Mount Royal University political scientist Keith Brownsey (Photo: David J. Climenhaga).

Meanwhile, the UCP has cancelled plans for a public hospital in Airdrie, a city of more than 86,000 souls north of Calgary, and plans to let a private company build a for-profit private “urgent care centre” instead.

A new “birthing centre” in the unusually fecund hamlet of La Crete in Northern Alberta was handed over to be run by Covenant Health even before Ms. Smith became premier. 

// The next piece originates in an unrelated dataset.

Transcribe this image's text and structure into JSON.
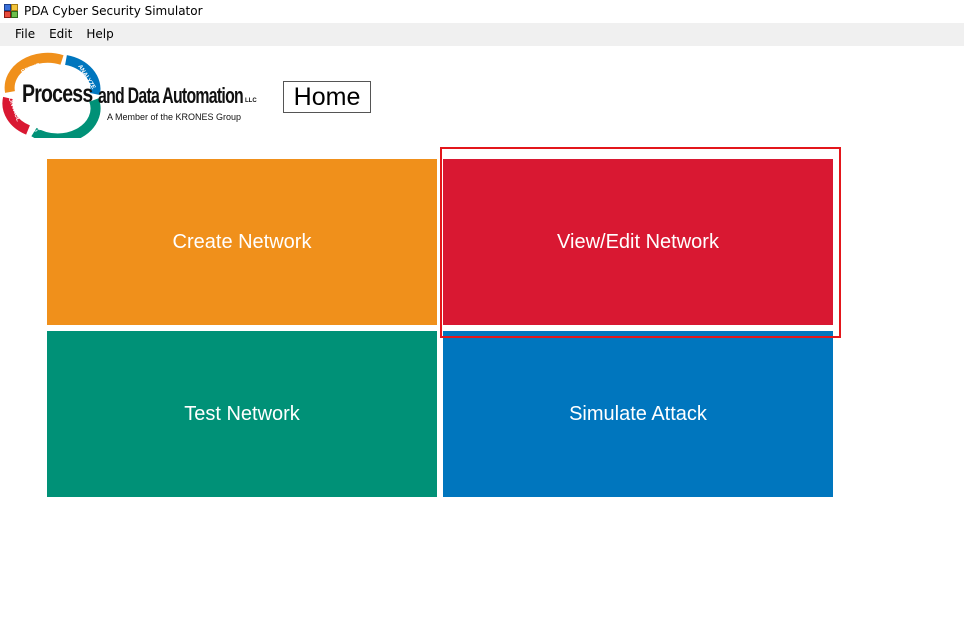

And the plan for a new facility to replace the province’s second-oldest hospital in the northern community of Beaverlodge turns out to be a P3 owned by a private development company. It will have no emergency room, even though local doctors have warned they’ll leave town if there is no ER. 

So it’s time to saddle up! If ever there were a worthwhile cause, it’s saving public health care. 

3 kids, 1 adult sickened with E. coli in Blackfalds

Friday next week will be the first anniversary of the massive outbreak of E. coli that hit child care operations throughout Calgary, which used the same contaminated kitchen facility. 

That seems also to have been the last time anyone in Alberta saw or heard Dr. Mark Joffe, Alberta’s elusive chief medical officer of health. 

On Wednesday, the province issued an understated press release – “Child-care centre temporarily closed,” said the headline – admitting it’s happened again, this time in the Red Deer area bedroom town of Blackfalds. 

Three children and one staff member who attended a care centre there have tested positive for Shiga-toxin producing E. coli.

“The health, safety and well-being of children is a top priority for Alberta’s government,” says the news release, notwithstanding the fact the same government considers health and safety regulations to be “red tape.”

Marco Van Huigenbos joins UCP constituency board in Calgary-Acadia

Calgary-Acadia UCP Constituency Association board member Marco Van Huigenbos (Photo: Facebook/ Marco Van Huigenbos).

The Globe and Mail reports that Marco Van Huigenbos, one of the militants convicted of mischief for his prominent role in the COVID-conspiracy-convoy border blockade at Coutts in 2022, has been named to the UCP’s Calgary-Acadia Constituency Association Board.

The south Calgary riding is where Tyler Shandro, UCP health minister through much of the COVID-19 pandemic, was defeated by 22 votes in 2023 by the NDP’s Dianna Batten, a Registered Nurse. Mr. Shandro, a lawyer who also served as justice minister, is now safely ensconced as a member of the board of Covenant Health.

Mr. Van Huigenbos, a former town councillor in Fort Macleod, expects to be sentenced in September. 

With Mr. Van Huigenbos on the job, perhaps Ms. Batten will be able to win by a much larger margin in 2027. You can’t make this stuff up! 

Convoy protesters’ counsel appointed to Law Enforcement Review Board

And finally, speaking of the pandemic convoy protests as we were, an Order in Council Wednesday names Calgary lawyer Brendan Miller as a member of the Law Enforcement Review Board for a term to expire on Aug. 27, 2027.

Mr. Miller of Foster LLP is well known to many Canadians for his very public role representing some of the convoy protesters during hearings of the Public Order Emergency Commission in the fall of 2022.